LeBron James bugün çok kolay sayı atmıyor. Sadece becerileri sayesinde kolay gösteriyor. Yaptıklarını yapmak o kadar kolay değil. Basketbolu bırakmış Dirk Nowitzki için de bu geçerli, bugün oynayan Anthony Davis için de. “Bugün hiç savunma yapılmıyor” klişesi var bir de. Nasıl savunma yapmıyorlar? 'Hande Check' kuralı kalktığından beri NBA'de sert savunmaların olmadığını, kalmadığını söyleyebiliriz. Tabii ki bugünün NBA'indeki savunma 90'lı yıllara göre 'yumuşacık' kalıyor. Tabi ki 80'li ve 90'lı yıllarda savunmalar çok daha sertti. Ama bu, bugün NBA'de hızlı ve atletik savunmaların olduğu gerçeğini değiştirmiyor. Sadece oyuncular o kadar hızlı ve atlet ki birbirlerini durduramıyorlar çoğu zaman.
Biraz geçmişe gidip gözünüzün önüne bir enstantane getirin: Örneğin efsane pivot Patrick Ewing. Ewing, rakip potada skor yaptıktan sonra ne yapardı? Hemen geriye koşup kendi pota altında savunmaya yerleşir ve rakip pivotun kendi boyalı alanına gelmesini beklerdi. Hücum bu kadar statik ilerlerdi. Otomatik olarak savunmalar da bu şekilde. Şimdi ise pivotlar dış şut kullanıyor, üçlük atıyor. Yani pivotun savunmada kendi potasına gelip rakibini bekleyebilecek lüksü yok. Eşleştiği oyuncuyu kovalamak zorunda. Gerekirse tüm seti koşarak takip etmek zorunda. O yüzden savunmalar daha yumuşak olabilir ama kardiyo anlamında çok daha yorucu, çok daha kompleks ve çok daha komplike olduğunu söylememiz gerekiyor.
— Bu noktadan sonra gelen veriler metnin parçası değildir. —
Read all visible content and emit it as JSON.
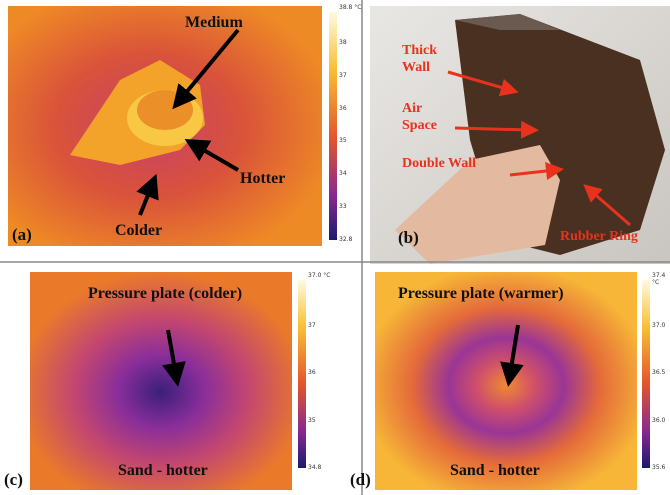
{
  "panels": [
    {
      "label": "(a)",
      "annotations": [
        "Medium",
        "Hotter",
        "Colder"
      ],
      "colorbar": {
        "max": "38.8 °C",
        "ticks": [
          "38",
          "37",
          "36",
          "35",
          "34",
          "33"
        ],
        "min": "32.8"
      }
    },
    {
      "label": "(b)",
      "annotations": [
        "Thick Wall",
        "Air Space",
        "Double Wall",
        "Rubber Ring"
      ]
    },
    {
      "label": "(c)",
      "annotations": [
        "Pressure plate (colder)",
        "Sand - hotter"
      ],
      "colorbar": {
        "max": "37.0 °C",
        "ticks": [
          "37",
          "36",
          "35"
        ],
        "min": "34.8"
      }
    },
    {
      "label": "(d)",
      "annotations": [
        "Pressure plate (warmer)",
        "Sand - hotter"
      ],
      "colorbar": {
        "max": "37.4 °C",
        "ticks": [
          "37.0",
          "36.5",
          "36.0"
        ],
        "min": "35.6"
      }
    }
  ]
}
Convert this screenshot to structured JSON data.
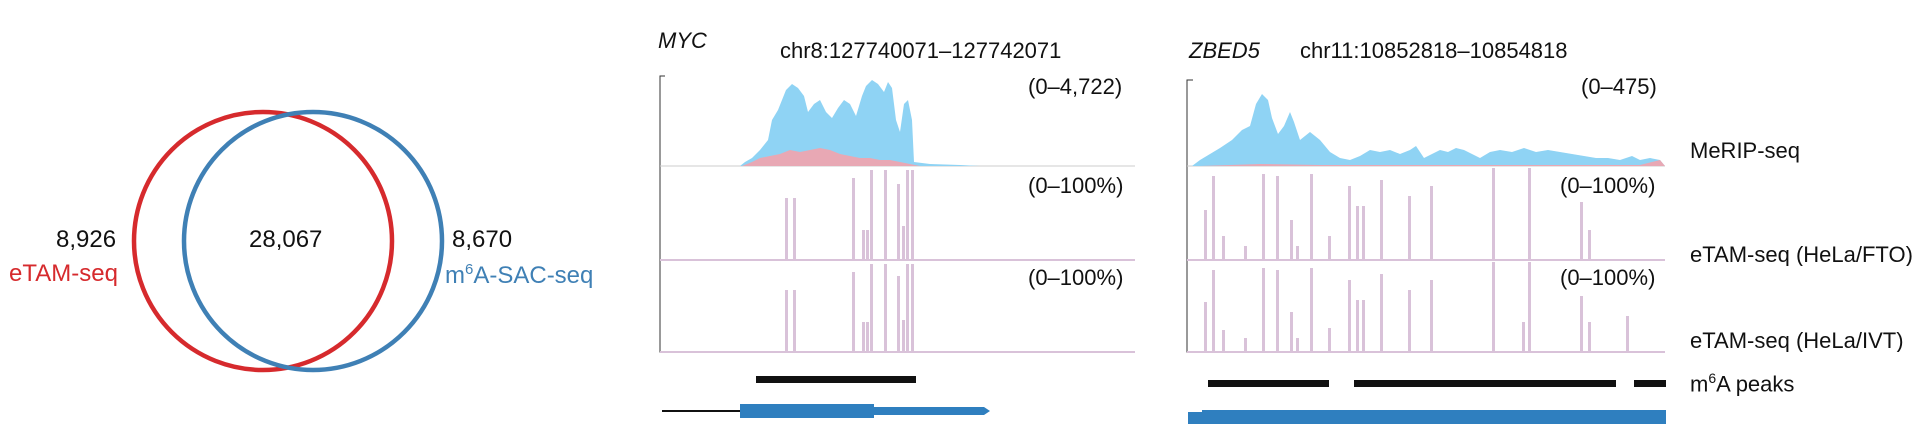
{
  "venn": {
    "left_only": "8,926",
    "left_label": "eTAM-seq",
    "overlap": "28,067",
    "right_only": "8,670",
    "right_label_sup": "6",
    "right_label_pre": "m",
    "right_label_post": "A-SAC-seq",
    "colors": {
      "left": "#d62a2d",
      "right": "#3f80b5"
    }
  },
  "panels": [
    {
      "gene": "MYC",
      "coords": "chr8:127740071–127742071",
      "ranges": [
        "(0–4,722)",
        "(0–100%)",
        "(0–100%)"
      ]
    },
    {
      "gene": "ZBED5",
      "coords": "chr11:10852818–10854818",
      "ranges": [
        "(0–475)",
        "(0–100%)",
        "(0–100%)"
      ]
    }
  ],
  "tracks": {
    "merip": "MeRIP-seq",
    "etam_fto": "eTAM-seq (HeLa/FTO)",
    "etam_ivt": "eTAM-seq (HeLa/IVT)",
    "peaks_pre": "m",
    "peaks_sup": "6",
    "peaks_post": "A peaks"
  },
  "colors": {
    "merip_ip": "#8fd3f4",
    "merip_input": "#e8a8b4",
    "etam_bar": "#d9c2d9",
    "gene_model": "#2f7fbf",
    "peak": "#111111"
  }
}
Kafamızı şununla karıştırıyoruz. Çok kolay sayı üretilmiyor şu anda. Çok kolay görünüyor sadece. Bütün mesele bu. NBA'i veya NBA basketbolunu sevmeyebilirsiniz. Bu başka bir şey. Çok fazla analitik var, çok fazla üçlük kullanılıyor artık, vesaire. Ama şu anda mevcut NBA'in basketbol açısından en yetenek ve beceri içeren ligi olmadığını düşünüyorsanız oyunu hiç izlemediğiniz anlamına geliyor.
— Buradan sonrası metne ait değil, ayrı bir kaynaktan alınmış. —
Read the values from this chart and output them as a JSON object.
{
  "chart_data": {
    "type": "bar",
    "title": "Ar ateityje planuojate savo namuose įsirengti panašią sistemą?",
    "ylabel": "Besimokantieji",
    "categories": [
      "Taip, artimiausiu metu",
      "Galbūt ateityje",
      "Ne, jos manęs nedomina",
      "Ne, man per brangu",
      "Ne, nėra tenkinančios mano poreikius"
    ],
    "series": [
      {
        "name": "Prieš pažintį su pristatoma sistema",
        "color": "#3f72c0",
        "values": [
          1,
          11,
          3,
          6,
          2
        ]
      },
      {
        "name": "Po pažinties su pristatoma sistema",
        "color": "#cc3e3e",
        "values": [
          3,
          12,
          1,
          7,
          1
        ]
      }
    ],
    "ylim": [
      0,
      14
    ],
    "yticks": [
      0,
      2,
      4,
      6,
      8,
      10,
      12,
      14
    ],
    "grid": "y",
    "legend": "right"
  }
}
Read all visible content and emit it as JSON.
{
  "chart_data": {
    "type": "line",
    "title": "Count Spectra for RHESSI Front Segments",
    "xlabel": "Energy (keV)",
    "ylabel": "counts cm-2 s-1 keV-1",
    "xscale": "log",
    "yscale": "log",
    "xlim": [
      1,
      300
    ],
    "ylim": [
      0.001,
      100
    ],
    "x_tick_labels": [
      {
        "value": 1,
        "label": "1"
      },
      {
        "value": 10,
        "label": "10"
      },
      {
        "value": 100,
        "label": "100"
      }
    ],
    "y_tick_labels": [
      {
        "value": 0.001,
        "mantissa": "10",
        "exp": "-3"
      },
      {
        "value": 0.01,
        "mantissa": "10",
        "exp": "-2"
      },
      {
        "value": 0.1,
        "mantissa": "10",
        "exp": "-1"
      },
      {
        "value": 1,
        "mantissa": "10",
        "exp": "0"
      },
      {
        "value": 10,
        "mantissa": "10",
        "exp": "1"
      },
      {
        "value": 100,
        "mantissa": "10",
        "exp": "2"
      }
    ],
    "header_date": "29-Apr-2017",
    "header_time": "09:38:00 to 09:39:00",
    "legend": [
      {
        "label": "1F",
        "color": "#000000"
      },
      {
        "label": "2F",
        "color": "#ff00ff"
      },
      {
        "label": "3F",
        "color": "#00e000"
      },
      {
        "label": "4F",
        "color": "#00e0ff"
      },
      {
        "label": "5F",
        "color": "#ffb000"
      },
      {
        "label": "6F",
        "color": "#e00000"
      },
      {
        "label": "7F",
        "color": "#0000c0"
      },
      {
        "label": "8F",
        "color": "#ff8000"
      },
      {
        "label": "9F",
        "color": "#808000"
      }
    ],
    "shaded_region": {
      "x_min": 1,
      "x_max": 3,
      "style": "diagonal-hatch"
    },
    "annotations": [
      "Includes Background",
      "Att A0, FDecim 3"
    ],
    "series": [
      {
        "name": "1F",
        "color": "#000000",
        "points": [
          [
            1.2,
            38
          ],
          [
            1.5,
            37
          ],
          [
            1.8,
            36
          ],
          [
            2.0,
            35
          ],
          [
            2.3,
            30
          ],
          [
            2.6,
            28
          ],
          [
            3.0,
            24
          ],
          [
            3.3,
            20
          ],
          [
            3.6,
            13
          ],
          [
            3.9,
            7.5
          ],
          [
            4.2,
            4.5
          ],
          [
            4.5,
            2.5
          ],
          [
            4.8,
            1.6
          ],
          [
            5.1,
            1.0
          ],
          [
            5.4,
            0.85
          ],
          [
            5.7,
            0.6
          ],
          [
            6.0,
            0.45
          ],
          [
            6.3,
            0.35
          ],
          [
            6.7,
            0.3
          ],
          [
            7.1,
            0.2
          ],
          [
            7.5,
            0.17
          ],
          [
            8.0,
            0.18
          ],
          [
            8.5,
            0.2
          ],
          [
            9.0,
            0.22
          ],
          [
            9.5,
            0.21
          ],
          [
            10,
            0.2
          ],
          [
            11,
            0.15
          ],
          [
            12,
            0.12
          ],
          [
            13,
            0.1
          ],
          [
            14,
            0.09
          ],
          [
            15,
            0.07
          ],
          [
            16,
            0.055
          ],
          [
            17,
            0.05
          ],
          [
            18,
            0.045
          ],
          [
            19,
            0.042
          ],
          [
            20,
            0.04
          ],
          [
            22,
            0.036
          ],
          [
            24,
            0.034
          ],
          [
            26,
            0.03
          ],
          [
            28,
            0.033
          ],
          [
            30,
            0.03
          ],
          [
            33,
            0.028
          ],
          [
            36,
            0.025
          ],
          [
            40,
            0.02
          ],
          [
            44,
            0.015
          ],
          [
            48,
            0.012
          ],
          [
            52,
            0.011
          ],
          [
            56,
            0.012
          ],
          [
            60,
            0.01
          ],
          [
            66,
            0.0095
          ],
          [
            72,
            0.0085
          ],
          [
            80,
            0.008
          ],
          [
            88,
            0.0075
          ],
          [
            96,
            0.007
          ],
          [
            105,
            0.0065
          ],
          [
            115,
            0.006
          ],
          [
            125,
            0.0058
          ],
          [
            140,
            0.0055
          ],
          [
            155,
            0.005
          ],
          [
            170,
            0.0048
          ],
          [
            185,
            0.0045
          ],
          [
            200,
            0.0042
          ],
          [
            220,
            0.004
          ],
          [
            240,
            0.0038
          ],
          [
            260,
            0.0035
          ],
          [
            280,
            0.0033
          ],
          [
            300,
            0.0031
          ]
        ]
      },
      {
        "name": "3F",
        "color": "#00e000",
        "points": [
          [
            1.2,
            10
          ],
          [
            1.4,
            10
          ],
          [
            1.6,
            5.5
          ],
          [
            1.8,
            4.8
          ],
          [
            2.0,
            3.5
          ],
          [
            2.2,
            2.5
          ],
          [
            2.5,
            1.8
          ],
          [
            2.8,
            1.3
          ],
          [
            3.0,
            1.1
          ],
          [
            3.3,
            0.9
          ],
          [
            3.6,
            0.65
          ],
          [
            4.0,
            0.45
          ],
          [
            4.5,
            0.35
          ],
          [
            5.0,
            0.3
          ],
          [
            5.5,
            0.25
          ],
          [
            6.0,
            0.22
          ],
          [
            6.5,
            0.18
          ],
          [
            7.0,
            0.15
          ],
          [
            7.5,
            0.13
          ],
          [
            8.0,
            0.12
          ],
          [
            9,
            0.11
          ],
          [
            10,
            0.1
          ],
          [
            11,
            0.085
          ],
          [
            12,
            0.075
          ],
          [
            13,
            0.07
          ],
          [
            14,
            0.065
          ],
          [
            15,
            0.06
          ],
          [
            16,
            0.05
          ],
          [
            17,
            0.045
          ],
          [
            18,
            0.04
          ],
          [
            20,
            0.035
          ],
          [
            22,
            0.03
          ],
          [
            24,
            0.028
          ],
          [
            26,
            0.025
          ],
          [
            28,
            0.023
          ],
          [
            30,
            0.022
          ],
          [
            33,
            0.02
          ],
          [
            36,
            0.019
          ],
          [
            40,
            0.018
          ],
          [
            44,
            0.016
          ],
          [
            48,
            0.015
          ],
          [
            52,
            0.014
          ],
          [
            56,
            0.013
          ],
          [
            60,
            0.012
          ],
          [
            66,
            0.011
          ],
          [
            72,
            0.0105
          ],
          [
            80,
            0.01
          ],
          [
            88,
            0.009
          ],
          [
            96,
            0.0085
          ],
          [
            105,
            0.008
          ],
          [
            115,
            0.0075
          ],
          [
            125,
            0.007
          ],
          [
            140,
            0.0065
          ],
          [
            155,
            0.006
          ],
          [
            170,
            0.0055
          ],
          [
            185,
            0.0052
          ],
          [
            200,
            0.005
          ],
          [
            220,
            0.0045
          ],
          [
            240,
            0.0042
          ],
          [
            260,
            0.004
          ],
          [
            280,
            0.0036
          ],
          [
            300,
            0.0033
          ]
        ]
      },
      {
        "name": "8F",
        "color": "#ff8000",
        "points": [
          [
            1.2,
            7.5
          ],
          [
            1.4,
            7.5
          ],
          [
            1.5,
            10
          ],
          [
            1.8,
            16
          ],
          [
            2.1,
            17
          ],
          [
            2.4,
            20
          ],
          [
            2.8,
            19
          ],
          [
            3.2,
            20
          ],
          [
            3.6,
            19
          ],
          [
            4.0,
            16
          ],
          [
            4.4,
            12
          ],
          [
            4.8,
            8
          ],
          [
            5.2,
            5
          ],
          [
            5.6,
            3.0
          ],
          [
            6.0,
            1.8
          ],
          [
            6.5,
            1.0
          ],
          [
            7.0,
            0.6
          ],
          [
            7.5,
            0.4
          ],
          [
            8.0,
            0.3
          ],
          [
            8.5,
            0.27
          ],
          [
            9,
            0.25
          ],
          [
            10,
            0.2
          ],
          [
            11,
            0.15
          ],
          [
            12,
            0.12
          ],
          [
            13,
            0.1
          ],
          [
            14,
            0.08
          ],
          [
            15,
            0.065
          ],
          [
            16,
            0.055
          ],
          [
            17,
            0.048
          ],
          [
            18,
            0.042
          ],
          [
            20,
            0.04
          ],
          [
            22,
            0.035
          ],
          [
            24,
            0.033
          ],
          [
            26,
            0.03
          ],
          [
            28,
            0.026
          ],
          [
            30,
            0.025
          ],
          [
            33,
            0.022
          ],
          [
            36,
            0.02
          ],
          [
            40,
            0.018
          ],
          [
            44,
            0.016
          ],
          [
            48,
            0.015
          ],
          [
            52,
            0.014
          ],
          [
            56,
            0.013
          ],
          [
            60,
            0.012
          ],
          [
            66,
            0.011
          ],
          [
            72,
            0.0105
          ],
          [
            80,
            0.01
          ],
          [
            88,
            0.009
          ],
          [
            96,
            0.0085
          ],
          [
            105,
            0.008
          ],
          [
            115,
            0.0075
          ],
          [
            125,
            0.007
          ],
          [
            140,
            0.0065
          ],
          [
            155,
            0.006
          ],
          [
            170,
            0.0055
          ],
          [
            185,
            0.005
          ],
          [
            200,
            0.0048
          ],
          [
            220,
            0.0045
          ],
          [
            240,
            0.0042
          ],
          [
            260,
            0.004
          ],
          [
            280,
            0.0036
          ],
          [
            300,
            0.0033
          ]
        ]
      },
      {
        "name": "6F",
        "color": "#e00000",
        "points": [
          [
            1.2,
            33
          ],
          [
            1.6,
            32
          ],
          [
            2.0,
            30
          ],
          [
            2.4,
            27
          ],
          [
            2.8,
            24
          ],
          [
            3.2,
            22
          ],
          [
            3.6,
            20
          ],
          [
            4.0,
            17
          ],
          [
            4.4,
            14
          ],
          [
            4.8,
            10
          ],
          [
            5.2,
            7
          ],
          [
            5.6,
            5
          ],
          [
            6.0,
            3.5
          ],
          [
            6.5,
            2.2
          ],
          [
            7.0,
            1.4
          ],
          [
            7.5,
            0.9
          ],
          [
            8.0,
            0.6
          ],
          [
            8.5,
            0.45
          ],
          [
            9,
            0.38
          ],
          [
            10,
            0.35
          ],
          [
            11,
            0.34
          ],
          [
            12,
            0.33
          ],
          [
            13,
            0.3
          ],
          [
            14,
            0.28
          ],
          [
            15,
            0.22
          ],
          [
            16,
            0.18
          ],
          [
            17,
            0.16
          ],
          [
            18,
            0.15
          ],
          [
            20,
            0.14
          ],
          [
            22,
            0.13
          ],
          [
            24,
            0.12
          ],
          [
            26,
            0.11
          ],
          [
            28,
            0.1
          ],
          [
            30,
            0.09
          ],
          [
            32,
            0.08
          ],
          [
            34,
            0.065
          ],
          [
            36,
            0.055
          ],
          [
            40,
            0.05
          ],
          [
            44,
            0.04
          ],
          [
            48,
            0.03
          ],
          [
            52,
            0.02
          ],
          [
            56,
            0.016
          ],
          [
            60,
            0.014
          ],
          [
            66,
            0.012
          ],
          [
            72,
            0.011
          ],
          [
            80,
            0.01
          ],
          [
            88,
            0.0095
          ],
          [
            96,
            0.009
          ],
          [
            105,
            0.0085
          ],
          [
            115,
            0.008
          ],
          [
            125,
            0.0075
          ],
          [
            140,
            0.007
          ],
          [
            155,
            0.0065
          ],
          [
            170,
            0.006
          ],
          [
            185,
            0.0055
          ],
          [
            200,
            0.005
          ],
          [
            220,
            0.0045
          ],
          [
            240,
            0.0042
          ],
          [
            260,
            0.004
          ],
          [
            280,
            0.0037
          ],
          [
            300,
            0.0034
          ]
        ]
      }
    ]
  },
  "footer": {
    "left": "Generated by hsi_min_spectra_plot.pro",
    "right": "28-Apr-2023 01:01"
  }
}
Bugünün ortalama bir NBA takımın maç başına ortalama 111 sayı atıyor bu sezon. Peki 1980'lerde ortalama bir NBA takımı maç başına kaç sayı atıyordu? 1985'te bir takım 111 sayı atıyor maç başına ortalama olarak. Ya 1960'larda? Ortalama bir takım 115 sayı atıyordu maç başına. Ama tartışmalara gelince bugünün NBA'sinde sayı atmak daha kolay deniyor. Gerçekten çok tuhaf ve çok matrak. Ben sporu istatistikler üzerinden okuyan biri değilimdir. Okuyucularım çok iyi bilir. Ama istatistiklerle, istatistik anlatarak çok bilenler var ya gazeteci olarak geçinen, onların dilinden anlatıyorum. Tabii bu istatistikleri benim gibi araştırıp bulmaya akıl ettilerse.
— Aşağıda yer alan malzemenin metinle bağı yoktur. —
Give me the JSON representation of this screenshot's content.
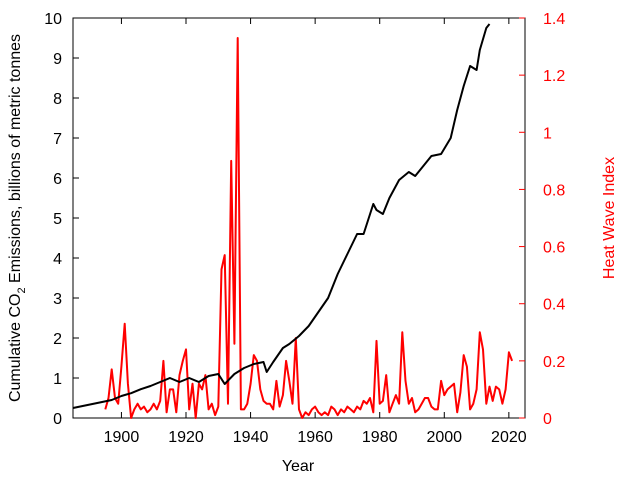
{
  "chart_data": {
    "type": "line",
    "title": "",
    "xlabel": "Year",
    "ylabel_left_main": "Cumulative CO",
    "ylabel_left_sub": "2",
    "ylabel_left_rest": " Emissions, billions of metric tonnes",
    "ylabel_right": "Heat Wave Index",
    "xlim": [
      1885,
      2025
    ],
    "ylim_left": [
      0,
      10
    ],
    "ylim_right": [
      0,
      1.4
    ],
    "x_ticks": [
      1900,
      1920,
      1940,
      1960,
      1980,
      2000,
      2020
    ],
    "y_left_ticks": [
      0,
      1,
      2,
      3,
      4,
      5,
      6,
      7,
      8,
      9,
      10
    ],
    "y_right_ticks": [
      "0",
      "0.2",
      "0.4",
      "0.6",
      "0.8",
      "1",
      "1.2",
      "1.4"
    ],
    "y_right_tick_values": [
      0,
      0.2,
      0.4,
      0.6,
      0.8,
      1.0,
      1.2,
      1.4
    ],
    "grid": false,
    "series": [
      {
        "axis": "left",
        "color": "#000000",
        "x": [
          1885,
          1888,
          1891,
          1894,
          1897,
          1900,
          1903,
          1906,
          1909,
          1912,
          1915,
          1918,
          1921,
          1924,
          1927,
          1930,
          1932,
          1935,
          1938,
          1941,
          1944,
          1945,
          1947,
          1950,
          1952,
          1955,
          1958,
          1961,
          1964,
          1967,
          1970,
          1973,
          1975,
          1978,
          1979,
          1981,
          1983,
          1986,
          1989,
          1991,
          1993,
          1996,
          1999,
          2002,
          2004,
          2006,
          2008,
          2010,
          2011,
          2013,
          2014
        ],
        "y": [
          0.25,
          0.3,
          0.35,
          0.4,
          0.45,
          0.55,
          0.62,
          0.72,
          0.8,
          0.9,
          1.0,
          0.9,
          1.0,
          0.9,
          1.05,
          1.1,
          0.85,
          1.1,
          1.25,
          1.35,
          1.4,
          1.15,
          1.4,
          1.75,
          1.85,
          2.05,
          2.3,
          2.65,
          3.0,
          3.6,
          4.1,
          4.6,
          4.6,
          5.35,
          5.2,
          5.1,
          5.5,
          5.95,
          6.15,
          6.05,
          6.25,
          6.55,
          6.6,
          7.0,
          7.7,
          8.3,
          8.8,
          8.7,
          9.2,
          9.75,
          9.85
        ]
      },
      {
        "axis": "right",
        "color": "#ff0000",
        "x": [
          1895,
          1896,
          1897,
          1898,
          1899,
          1900,
          1901,
          1902,
          1903,
          1904,
          1905,
          1906,
          1907,
          1908,
          1909,
          1910,
          1911,
          1912,
          1913,
          1914,
          1915,
          1916,
          1917,
          1918,
          1919,
          1920,
          1921,
          1922,
          1923,
          1924,
          1925,
          1926,
          1927,
          1928,
          1929,
          1930,
          1931,
          1932,
          1933,
          1934,
          1935,
          1936,
          1937,
          1938,
          1939,
          1940,
          1941,
          1942,
          1943,
          1944,
          1945,
          1946,
          1947,
          1948,
          1949,
          1950,
          1951,
          1952,
          1953,
          1954,
          1955,
          1956,
          1957,
          1958,
          1959,
          1960,
          1961,
          1962,
          1963,
          1964,
          1965,
          1966,
          1967,
          1968,
          1969,
          1970,
          1971,
          1972,
          1973,
          1974,
          1975,
          1976,
          1977,
          1978,
          1979,
          1980,
          1981,
          1982,
          1983,
          1984,
          1985,
          1986,
          1987,
          1988,
          1989,
          1990,
          1991,
          1992,
          1993,
          1994,
          1995,
          1996,
          1997,
          1998,
          1999,
          2000,
          2001,
          2002,
          2003,
          2004,
          2005,
          2006,
          2007,
          2008,
          2009,
          2010,
          2011,
          2012,
          2013,
          2014,
          2015,
          2016,
          2017,
          2018,
          2019,
          2020,
          2021
        ],
        "y": [
          0.03,
          0.07,
          0.17,
          0.07,
          0.05,
          0.18,
          0.33,
          0.12,
          0.0,
          0.03,
          0.05,
          0.03,
          0.04,
          0.02,
          0.03,
          0.05,
          0.03,
          0.06,
          0.2,
          0.02,
          0.1,
          0.1,
          0.02,
          0.15,
          0.2,
          0.24,
          0.03,
          0.12,
          0.0,
          0.12,
          0.1,
          0.15,
          0.03,
          0.05,
          0.01,
          0.04,
          0.52,
          0.57,
          0.05,
          0.9,
          0.26,
          1.33,
          0.03,
          0.03,
          0.05,
          0.12,
          0.22,
          0.2,
          0.1,
          0.06,
          0.05,
          0.05,
          0.03,
          0.13,
          0.04,
          0.08,
          0.2,
          0.13,
          0.05,
          0.28,
          0.03,
          0.0,
          0.02,
          0.01,
          0.03,
          0.04,
          0.02,
          0.01,
          0.02,
          0.01,
          0.04,
          0.03,
          0.01,
          0.03,
          0.02,
          0.04,
          0.03,
          0.02,
          0.04,
          0.03,
          0.06,
          0.05,
          0.07,
          0.02,
          0.27,
          0.05,
          0.06,
          0.15,
          0.02,
          0.05,
          0.08,
          0.05,
          0.3,
          0.13,
          0.05,
          0.07,
          0.02,
          0.03,
          0.05,
          0.07,
          0.07,
          0.04,
          0.03,
          0.03,
          0.13,
          0.08,
          0.1,
          0.11,
          0.12,
          0.02,
          0.09,
          0.22,
          0.18,
          0.03,
          0.05,
          0.1,
          0.3,
          0.24,
          0.05,
          0.11,
          0.06,
          0.11,
          0.1,
          0.05,
          0.1,
          0.23,
          0.2
        ]
      }
    ]
  }
}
2.16 metre boyundaki Wilt Chamberlain, sayı rekorları kırarken 2.03 metre boyundaki pivotlara karşı mücadele ediyordu. Bugün Philadelphialı Ben Simmons bir gard ve boyu 2.08 metre. Bu detayları iyi okumak gerekir. Doğru anlamak. 1984'te Michael Jordan lige geldiğinde bir uzaylıydı. Onun kadar atlet, dikey sıçrayabilen bir oyuncu yoktu ligde. Bugün her takımda onun kadar atlet en az 2'şer 3'er oyuncu var. Michael Jordan'la kıyaslamıyorum hiçbirini yanlış anlaşılmasın. Sadece fiziki olarak sporcuların hangi noktadan hangi noktaya eriştiklerini iyi okumamız gerektiğini söylemek istiyorum. Bunun da oyunu ne kadar değiştirdiğini, güncellediğini.
Wilt Chamberlain kariyeri boyunca kendisine driplingle gelen bir rakibin savunmak zorunda kalmadı. O pota altında tabir-i caizse 'bacak kadar çocukların' topunu bloklamakla oyalandı. Peki hiç Kareem Abudul Jabbar'ı sahada Anthony Davis'i oradan oraya kovalarken hayal edebiliyor musunuz? O yüzden oyunu ve oyuncuları değerlendirirken oyunun değişkenlerini ve değişken elementleri göz ardı etmeyelim.